Con 357 voti favorevoli, 46 contrari e 15 astenuti, il Parlamento ha dato il via libera ad una proposta che tende e rafforzare la disciplina sulla protezione da discriminazioni o ritorsioni dei lavoratori, pubblici e privati, che intendono segnalare illeciti.
Il testo che disciplina la segnalazione di violazioni è progressivamente emerso nell’ambito del dibattito posto negli ultimi anni dalle istituzioni europee ed internazionali[2] in merito all’esigenza di introdurre valide misure volte al contrasto della corruzione.
Il primo importante intervento dell’Italia in tal senso si è avuto, limitatamente all’ambito pubblico, con l’approvazione della legge n. 190 del 2012[3] (c.d. “Legge Severino”), la quale ha introdotto specifiche disposizioni relative alla tutela del dipendente pubblico che segnala condotte illecite. Tale disciplina non trovava però applicazione nel settore privato e necessitava di talune integrazioni e revisioni per allinearsi alla contestuale evoluzione della normativa sul pubblico impiego.

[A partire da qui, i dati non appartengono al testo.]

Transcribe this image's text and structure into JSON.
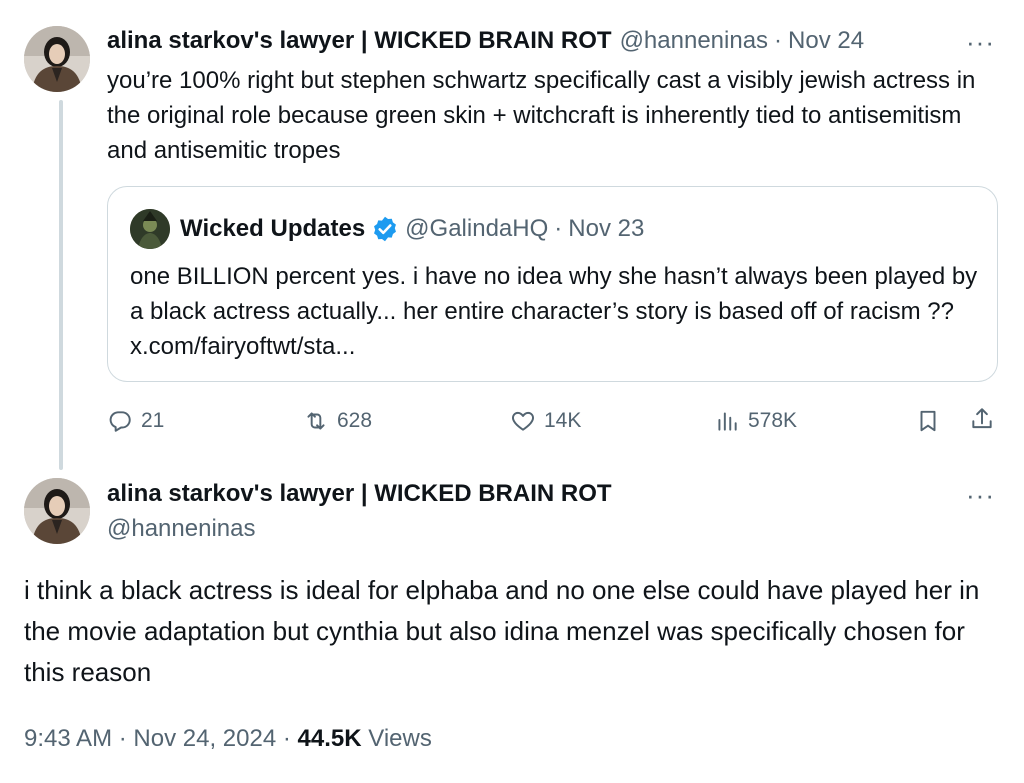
{
  "reply_tweet": {
    "display_name": "alina starkov's lawyer | WICKED BRAIN ROT",
    "handle": "@hanneninas",
    "separator": "·",
    "date": "Nov 24",
    "more": "···",
    "text": "you’re 100% right but stephen schwartz specifically cast a visibly jewish actress in the original role because green skin + witchcraft is inherently tied to antisemitism and antisemitic tropes",
    "quote": {
      "display_name": "Wicked Updates",
      "handle": "@GalindaHQ",
      "separator": "·",
      "date": "Nov 23",
      "verified": true,
      "text": "one BILLION percent yes. i have no idea why she hasn’t always been played by a black actress actually... her entire character’s story is based off of racism ?? x.com/fairyoftwt/sta..."
    },
    "actions": {
      "replies": "21",
      "reposts": "628",
      "likes": "14K",
      "views": "578K",
      "icons": [
        "reply-icon",
        "repost-icon",
        "like-icon",
        "views-icon",
        "bookmark-icon",
        "share-icon"
      ]
    }
  },
  "main_tweet": {
    "display_name": "alina starkov's lawyer | WICKED BRAIN ROT",
    "handle": "@hanneninas",
    "more": "···",
    "text": "i think a black actress is ideal for elphaba and no one else could have played her in the movie adaptation but cynthia but also idina menzel was specifically chosen for this reason",
    "time": "9:43 AM",
    "separator": "·",
    "date": "Nov 24, 2024",
    "views_count": "44.5K",
    "views_label": "Views"
  },
  "colors": {
    "text": "#0f1419",
    "muted": "#536471",
    "border": "#cfd9de",
    "verified": "#1d9bf0"
  }
}
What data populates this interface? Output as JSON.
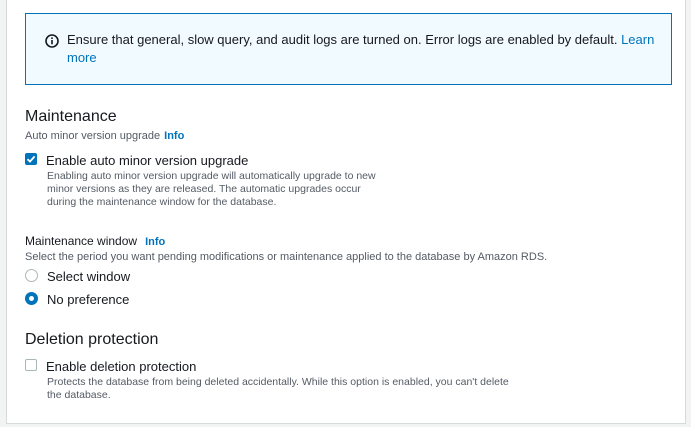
{
  "alert": {
    "text": "Ensure that general, slow query, and audit logs are turned on. Error logs are enabled by default.",
    "link": "Learn more",
    "icon": "info-circle-icon"
  },
  "maintenance": {
    "title": "Maintenance",
    "sublabel": "Auto minor version upgrade",
    "sublabel_info": "Info",
    "auto_upgrade": {
      "label": "Enable auto minor version upgrade",
      "checked": true,
      "description": "Enabling auto minor version upgrade will automatically upgrade to new minor versions as they are released. The automatic upgrades occur during the maintenance window for the database."
    },
    "window": {
      "label": "Maintenance window",
      "info": "Info",
      "description": "Select the period you want pending modifications or maintenance applied to the database by Amazon RDS.",
      "options": [
        {
          "label": "Select window",
          "selected": false
        },
        {
          "label": "No preference",
          "selected": true
        }
      ]
    }
  },
  "deletion": {
    "title": "Deletion protection",
    "checkbox": {
      "label": "Enable deletion protection",
      "checked": false,
      "description": "Protects the database from being deleted accidentally. While this option is enabled, you can't delete the database."
    }
  },
  "colors": {
    "accent": "#0073bb",
    "alert_bg": "#f1faff"
  }
}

1. L’intervento del DDL nel settore pubblico
La novellata disciplina sostituisce l’art. 54-bis del Testo Unico del Pubblico impiego[4] prevedendo una protezione del dipendente pubblico che, nell’interesse della pubblica amministrazione, segnala violazioni o condotte illecite di cui è venuto a conoscenza in ragione del proprio rapporto di lavoro, non potendo il medesimo subire ritorsioni dovute alla segnalazione effettuata (tra l’altro sanzioni, licenziamento, demansionamento, trasferimenti presso altri uffici) ovvero essere sottoposto ad eventuali altre misure aventi effetti negativi sulla sua condizione di lavoro.
Tali segnalazioni possono essere indirizzate sia al responsabile interno della struttura aziendale preposto alla prevenzione della corruzione e della trasparenza, sia all’ANAC (Autorità Nazionale Anticorruzione)[5], oppure direttamente all’autorità giudiziaria ordinaria o contabile a seconda della natura della segnalazione.
Le tutele contro atti ritorsivi o discriminatori sono state altresì estese ai dipendenti di enti pubblici economici e ai dipendenti di diritto privato sottoposti a controllo pubblico nonché a dipendenti e collaboratori di imprese fornitrici di beni o servizi alla pubblica amministrazione.
Tra le peculiarità della nuova disciplina è stato confermato il divieto di rivelare l’identità del segnalante (whistleblower) il cui nome è protetto:
- in caso di processo penale, nei modi e nei tempi previsti dall’art. 329 del codice di procedura penale (obbligo di segreto);
- in caso di processo contabile, dal divieto di rivelarne l’identità fino alla fine della fase istruttoria;
- in caso di processo amministrativo, dal divieto di rivelarne l’identità senza il suo consenso.
Sotto il profilo sanzionatorio l’ANAC è l’Autorità preposta all’applicazione delle sanzioni amministrative.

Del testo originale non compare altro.